Let $[a,b]$ be an interval. Let $D_1,D_2$ be arbitrary dissections of $[a,b]$. Then $U(f,D_1 \cup D_2)$ $=$ $U(f,D_1)+U(f,D_2)$.
My proof so far: Suppose $D_1$ $=$ $\{$ $a,x_1,x_2.....,x_n=b$ $\}$ and $D_1$ $=$ $\{$ a,$a_1,...,a_m=b$ $\}$ . Clearly, $U(f,D_1)+U(f,D_2) \leq U(f,D_1\cup D_2)$. If $m=n$ then $U(f,D_1)$ $+$ $U(f,D_2)$ $=$
$\sum^{n}_{i=1}$ $(x_i-x_{i-1})sup_{[x_{i-1},x_i]}f$ $+$ $\sum^{n}_{i=1}$ $(a_i-a_{i-1})sup_{[a_{i-1},a_i]}f$
Then I must check the case for $m<n$ How do I complete this proof?
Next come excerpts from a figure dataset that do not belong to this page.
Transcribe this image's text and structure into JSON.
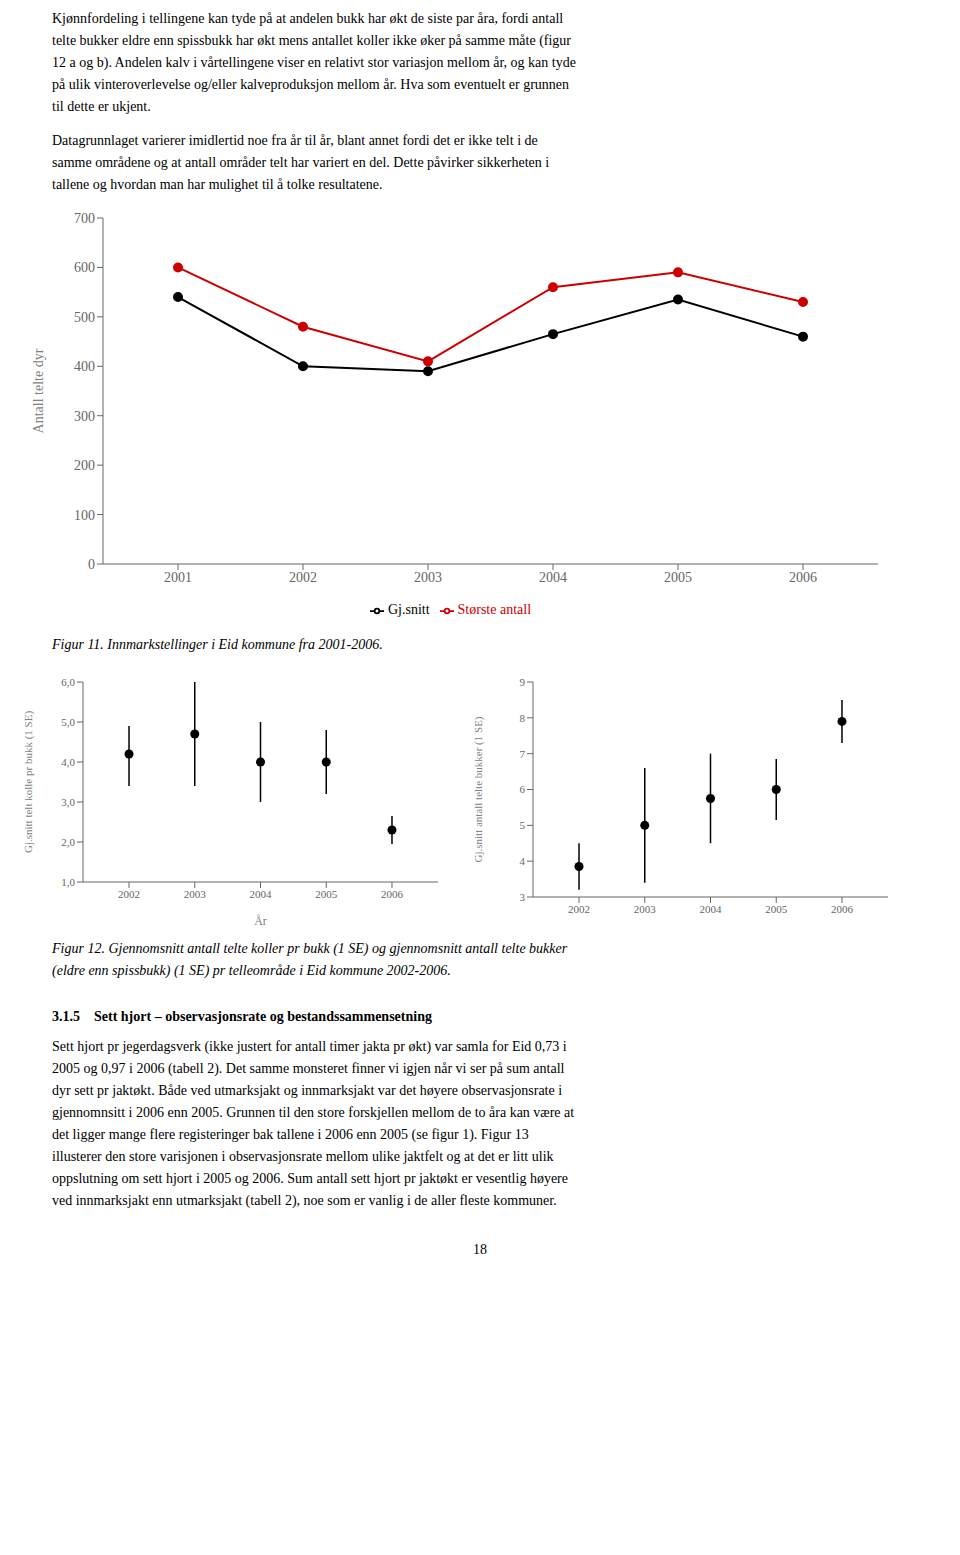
{
  "paragraphs_before": [
    [
      "Kjønnfordeling i tellingene kan tyde på at andelen bukk har økt de siste par åra, fordi antall",
      "telte bukker eldre enn spissbukk har økt mens antallet koller ikke øker på samme måte (figur",
      "12 a og b). Andelen kalv i vårtellingene viser en relativt stor variasjon mellom år, og kan tyde",
      "på ulik vinteroverlevelse og/eller kalveproduksjon mellom år. Hva som eventuelt er grunnen",
      "til dette er ukjent."
    ],
    [
      "Datagrunnlaget varierer imidlertid noe fra år til år, blant annet fordi det er ikke telt i de",
      "samme områdene og at antall områder telt har variert en del. Dette påvirker sikkerheten i",
      "tallene og hvordan man har mulighet til å tolke resultatene."
    ]
  ],
  "chart_data": [
    {
      "type": "line",
      "x": [
        2001,
        2002,
        2003,
        2004,
        2005,
        2006
      ],
      "xlim": [
        2000.4,
        2006.6
      ],
      "xticks": [
        2001,
        2002,
        2003,
        2004,
        2005,
        2006
      ],
      "ylim": [
        0,
        700
      ],
      "yticks": [
        0,
        100,
        200,
        300,
        400,
        500,
        600,
        700
      ],
      "ylabel": "Antall telte dyr",
      "grid": false,
      "legend": "bottom",
      "series": [
        {
          "name": "Største antall",
          "color": "#cc0000",
          "marker": "o",
          "line_style": "solid",
          "values": [
            600,
            480,
            410,
            560,
            590,
            530
          ]
        },
        {
          "name": "Gj.snitt",
          "color": "#000000",
          "marker": "o",
          "line_style": "solid",
          "values": [
            540,
            400,
            390,
            465,
            535,
            460
          ]
        }
      ],
      "caption": [
        "Figur 11. Innmarkstellinger i Eid kommune fra 2001-2006."
      ]
    },
    {
      "type": "errorbar",
      "x": [
        2002,
        2003,
        2004,
        2005,
        2006
      ],
      "xlim": [
        2001.3,
        2006.7
      ],
      "xticks": [
        2002,
        2003,
        2004,
        2005,
        2006
      ],
      "ylim": [
        1.0,
        6.0
      ],
      "yticks": [
        {
          "value": 1.0,
          "label": "1,0"
        },
        {
          "value": 2.0,
          "label": "2,0"
        },
        {
          "value": 3.0,
          "label": "3,0"
        },
        {
          "value": 4.0,
          "label": "4,0"
        },
        {
          "value": 5.0,
          "label": "5,0"
        },
        {
          "value": 6.0,
          "label": "6,0"
        }
      ],
      "xlabel": "År",
      "ylabel": "Gj.snitt telt kolle pr bukk (1 SE)",
      "grid": false,
      "color": "#000000",
      "marker": "o",
      "values": [
        4.2,
        4.7,
        4.0,
        4.0,
        2.3
      ],
      "upper": [
        4.9,
        6.0,
        5.0,
        4.8,
        2.65
      ],
      "lower": [
        3.4,
        3.4,
        3.0,
        3.2,
        1.95
      ]
    },
    {
      "type": "errorbar",
      "x": [
        2002,
        2003,
        2004,
        2005,
        2006
      ],
      "xlim": [
        2001.3,
        2006.7
      ],
      "xticks": [
        2002,
        2003,
        2004,
        2005,
        2006
      ],
      "ylim": [
        3,
        9
      ],
      "yticks": [
        3,
        4,
        5,
        6,
        7,
        8,
        9
      ],
      "ylabel": "Gj.snitt antall telte bukker (1 SE)",
      "grid": false,
      "color": "#000000",
      "marker": "o",
      "values": [
        3.85,
        5.0,
        5.75,
        6.0,
        7.9
      ],
      "upper": [
        4.5,
        6.6,
        7.0,
        6.85,
        8.5
      ],
      "lower": [
        3.2,
        3.4,
        4.5,
        5.15,
        7.3
      ],
      "caption": [
        "Figur 12. Gjennomsnitt antall telte koller pr bukk (1 SE) og gjennomsnitt antall telte bukker",
        "(eldre enn spissbukk) (1 SE) pr telleområde i Eid kommune 2002-2006."
      ]
    }
  ],
  "section_heading": "3.1.5    Sett hjort – observasjonsrate og bestandssammensetning",
  "section_text": [
    "Sett hjort pr jegerdagsverk (ikke justert for antall timer jakta pr økt) var samla for Eid 0,73 i",
    "2005 og 0,97 i 2006 (tabell 2). Det samme monsteret finner vi igjen når vi ser på sum antall",
    "dyr sett pr jaktøkt. Både ved utmarksjakt og innmarksjakt var det høyere observasjonsrate i",
    "gjennomnsitt i 2006 enn 2005. Grunnen til den store forskjellen mellom de to åra kan være at",
    "det ligger mange flere registeringer bak tallene i 2006 enn 2005 (se figur 1). Figur 13",
    "illusterer den store varisjonen i observasjonsrate mellom ulike jaktfelt og at det er litt ulik",
    "oppslutning om sett hjort i 2005 og 2006. Sum antall sett hjort pr jaktøkt er vesentlig høyere",
    "ved innmarksjakt enn utmarksjakt (tabell 2), noe som er vanlig i de aller fleste kommuner."
  ],
  "page_number": "18"
}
Further
The statement is not true.
Take the interval $[0,1]$ and $D_1=\{0,\frac{1}{2},1\}$ and $D_2=\{0,\frac{1}{4},1\}$ and $f(x)=x$
$D_1 \cup D_2=\{0,\frac{1}{4},\frac{1}{2},1\}$
$U(f,D_1 \cup D_2)=\frac{1}{4}\frac{1}{4}+\frac{1}{2}\frac{1}{4}+\frac{1}{2}<1$
$U(f,D_1)+U(f,D_2)=(\frac{1}{2}\frac{1}{2}+\frac{1}{2})+\frac{1}{4}\frac{1}{4}+\frac{3}{4}>1$
If $D_1 \cap D_2=\emptyset$ then i believe it is true.